Post by Emily on Sept 16, 2015 19:01:43 GMT -8
"we danced in graveyards with vampires 'til dawn / we laughed in the faces of kings, never afraid to burn
oh, these little Earthquakes / here we go again / these little Earthquakes / doesn't take much to rip us into pieces
I can't reach you / I can't reach you / give me life / give me pain / give me myself again"
-- Tori Amos, Little Earthquakes
Full name: Beth Marie Lyons
Goes by: Beth, Bethy
DOB, current age: 12/22/1993, 21
Occupation: Student at Shepherd University; third year, diachronic linguistics
Immediate family: Robert and Carole Lyons (parents, father deceased, mother living); Murdoch Lyons (brother, deceased)
Face: Penelope Mitchell
Screen name: How she quakes
Webpage, optional: N/A
Story
Beth was born to Robert and Carole Lyons just minutes after twin brother Murdoch, and while normally the birth of a child -- of multiple children, even -- is an occasion for joy, there were bitter tears shed that early morning.

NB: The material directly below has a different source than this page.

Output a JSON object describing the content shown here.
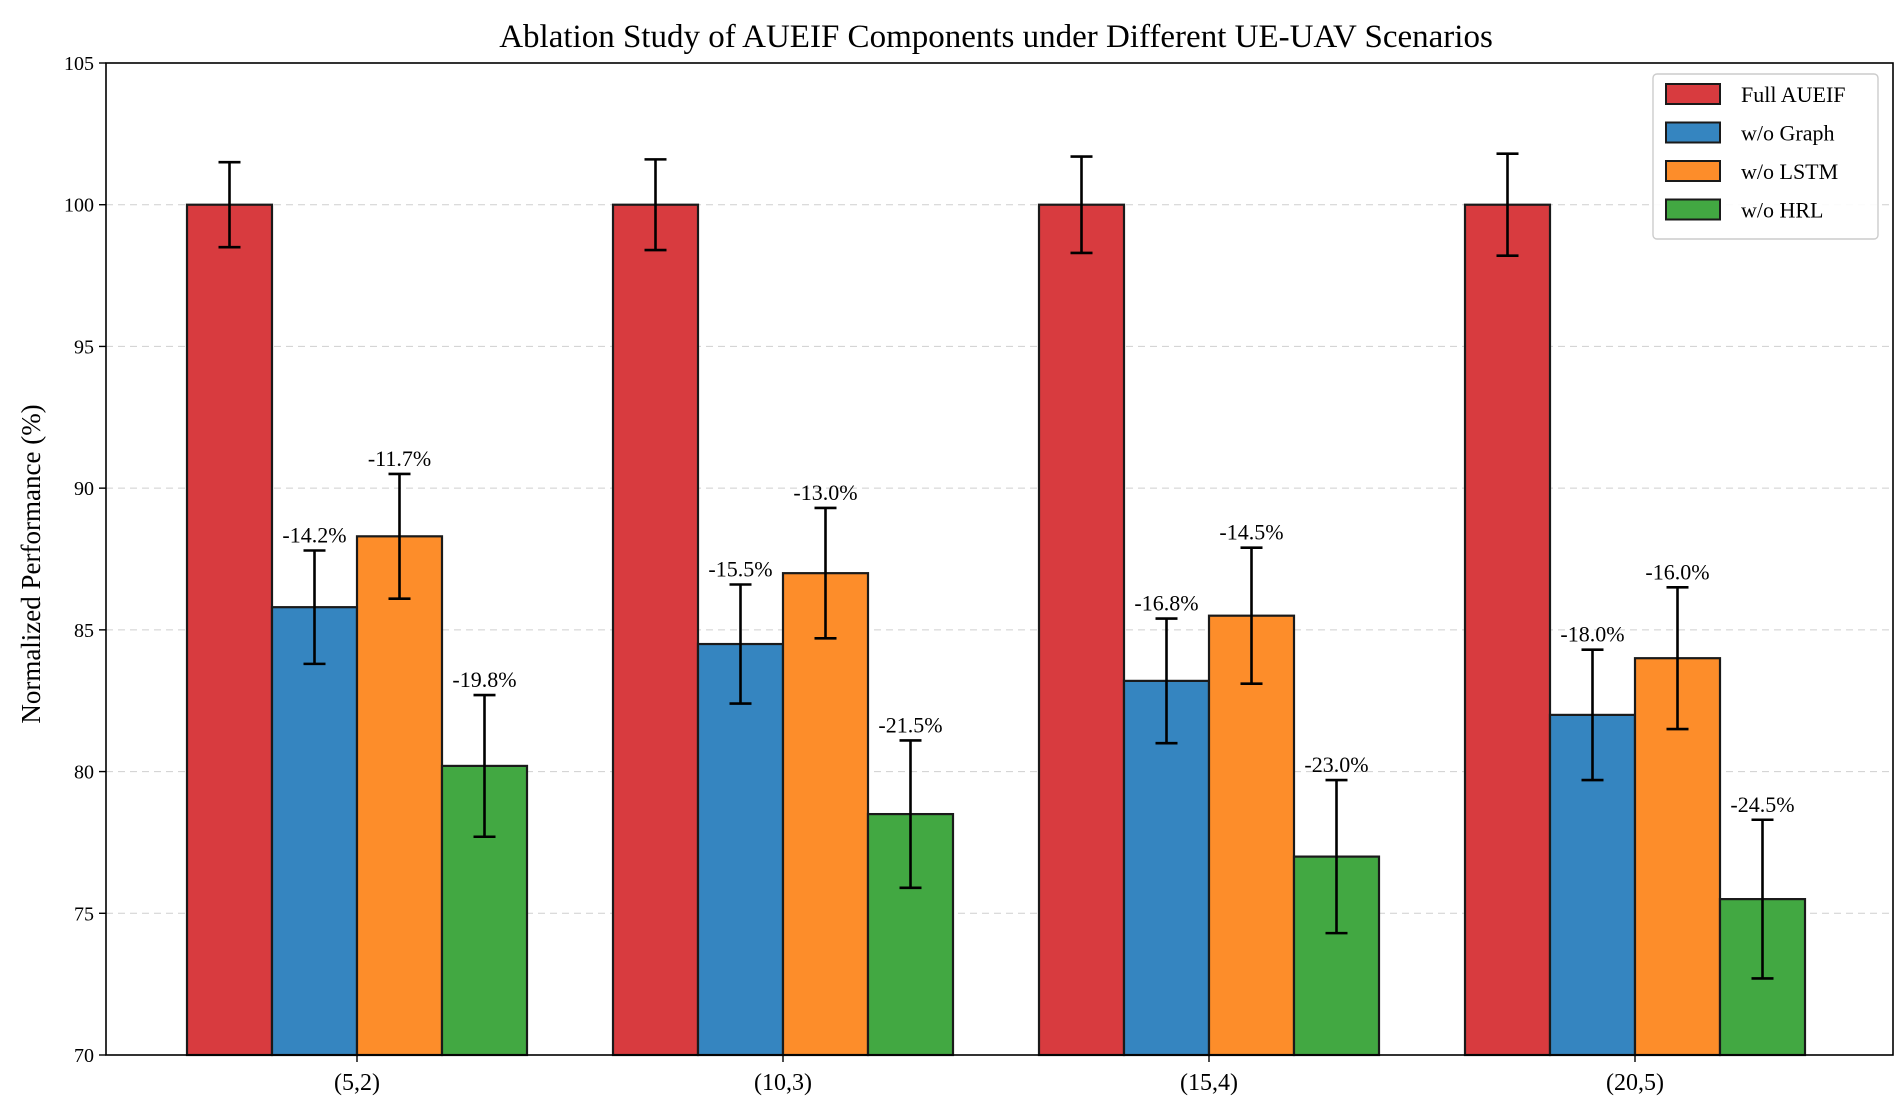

"Only one," Carole had choked on a whisper, expression haunted by panicky indecision as she looked down upon two perfect infants. How could she choose between them? "Only one?"
"No one ever gets to choose, Carole," Robert silenced her with his stoicism. "Not the which, not the when, not the how. No one."
Sixteen years later, Beth and Murdoch left a childhood wrought with more wakes than birthdays behind in Oxfordshire to study at Shepherd University, where a beloved Uncle Thomas could watch over them as they came into their own and embraced their bloodline's craft.
They almost made it... but only almost. The summer before their third year of study, Beth met a scruffy Cockney whose name she tried to forget more times than she could count. She did her best to drive him off, and for a while, it worked. Then it stopped working. Everywhere she was, he was, by what appeared to be coincidence but always involved trouble and his stupid, fat cat. Murdoch had noticed it, too.
The curse took him not long after Litha the same year. It left him in pieces in a nearby cemetery, part of an arm dripping red from a basket of flowers that hung from the front of a tall crypt and entrails strewn across the lawn like gnawed-at dog toys.
He had always told her that he would go first. For her. He always said that was just the way it had to be, then went into theatrical recitations of some brotherly code she had never otherwise heard of in any language to distract her from plaguing him with the inquisition he knew laid in wait behind the sparkle of blue eyes that were much too smart for so young a face.
Sometimes, Beth still wonders whether or not Murdoch knew something that he couldn't tell her. If he did and it was about this "being Chosen" business, she might more than humor the idea of trying to find a way to resurrect him just so that she can kill him again.